Jerry Bruckheimer and Michael Bay blow stuff up real big in the disastrous epic Pearl Harbor
After months of planning - and what seems like an eternity of screen time - Pearl Harbor is attacked. In real life, the event took seven minutes. In this movie, it takes forty. Everything else aside, this is the thing that makes the film most objectionable to me. No, I am not referring to the historical inaccuracy (every movie based on real life has them). I resent the way Bay and Bruckheimer reduce a significant piece of history to a cheesy action movie. They seem to be operating on the principle that the bombing of Pearl Harbor was cool. (I can almost see Bay pouring over a history book, becoming increasingly excited about the number of possibilities to blow up big ships.) Rather than giving the audience a sense of how horrific the attack was, Bay gives us shots from the bomb's point-of-view. He has planes crashing into towers in glorious, eye-popping detail. He even rips off moments from James Cameron's Titanic as he shows the USS Arizona sinking.

The 40-minute sequence is pure Hollywood - an excuse for elaborate special effects and pyrotechnics. Are B & B interested in the human dynamic? Absolutely not. They glamorize the Japanese attack. To them, it's a great big video game. I resent the way they trivialize the men who were victims of Pearl Harbor. The event kicked off American involvement in the war and caused many casualties. This movie understands none of that; it is strangely apolitical in its approach. No one involved here seems to have cared about conveying the meaning of what happened, or of showing the bravery of the troops involved. Bombs, explosions, crashes - that's what this movie is all about. It's not even done well. Yes, the special effects are impressive, but there's no substance underneath, which makes it quite dull.

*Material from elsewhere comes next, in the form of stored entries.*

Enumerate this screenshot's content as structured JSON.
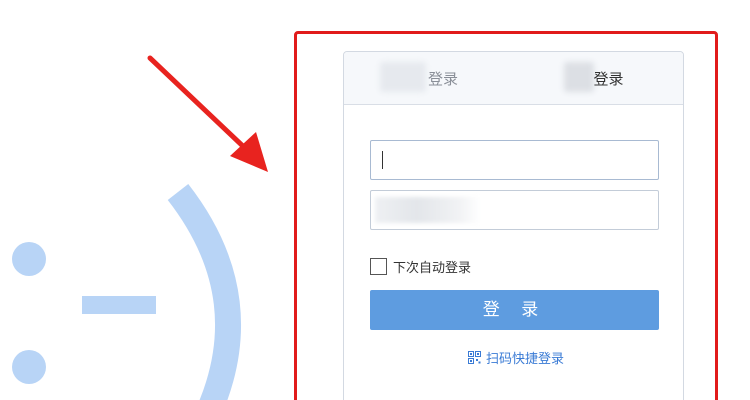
{
  "tabs": [
    {
      "label": "登录"
    },
    {
      "label": "登录"
    }
  ],
  "login": {
    "username_value": "",
    "password_value": "",
    "remember_label": "下次自动登录",
    "button_label": "登 录",
    "qr_label": "扫码快捷登录"
  },
  "icons": {
    "qr": "qr-code-icon",
    "arrow": "red-arrow",
    "smiley": "smiley-emoticon"
  },
  "colors": {
    "highlight": "#e11b1b",
    "button": "#5e9ce0",
    "link": "#3a7bd5",
    "smiley": "#b8d4f6"
  }
}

Here's another example of the film's stupidity and trivialization of history: the only character who sees the Japanese planes preparing to strike is the guy who stutters and is therefore unable to warn the others.

After Pearl Harbor is attacked and the wounded are cared for, the movie drags on for another full hour. Danny and Rafe are enlisted by Colonel James H. Doolittle (Alec Baldwin, overacting shamelessly) for a "top secret" mission to bomb the Japanese in retaliation. I thought the first two hours of this film were boring - they have nothing on hour three. All the predictable elements play out until the U.S. achieves a victory and Evelyn has her man chosen for her by fate.

At this point, I should mention that Cuba Gooding, Jr. is also in the cast. He plays Doris "Dorie" Miller, one of the first African-Americans to be honored by the United States Government for bravery during wartime. Gooding is basically a glorified extra. He comes in briefly about 45 minutes into the movie, has one big scene, and is generally forgotten until the end.

Pearl Harbor fails on so many levels. The love story is unconvincing and flat, and it takes up far too much screen time. The plot about friendship doesn't work either. Rafe and Danny are such one-note characters that I didn't care who lived or died, who got Evelyn or who didn't. Most egregious, though, is the dishonor the film brings to our vets. What they went through was hell. It was most definitely not exciting, not cool, not fun. How sad that major Hollywood players would ignore the humanity of history just so they could get rich off a summer action blockbuster.

On December 7, 1941, the Japanese bombed Pearl Harbor. On May 25, 2001, Jerry Bruckheimer and Michael Bay did it again.

( out of four)

Pearl Harbor is rated PG-13 for sustained intense war sequences, images of wounded, brief sensuality and some language. The running time is 3 hours and 3 minutes.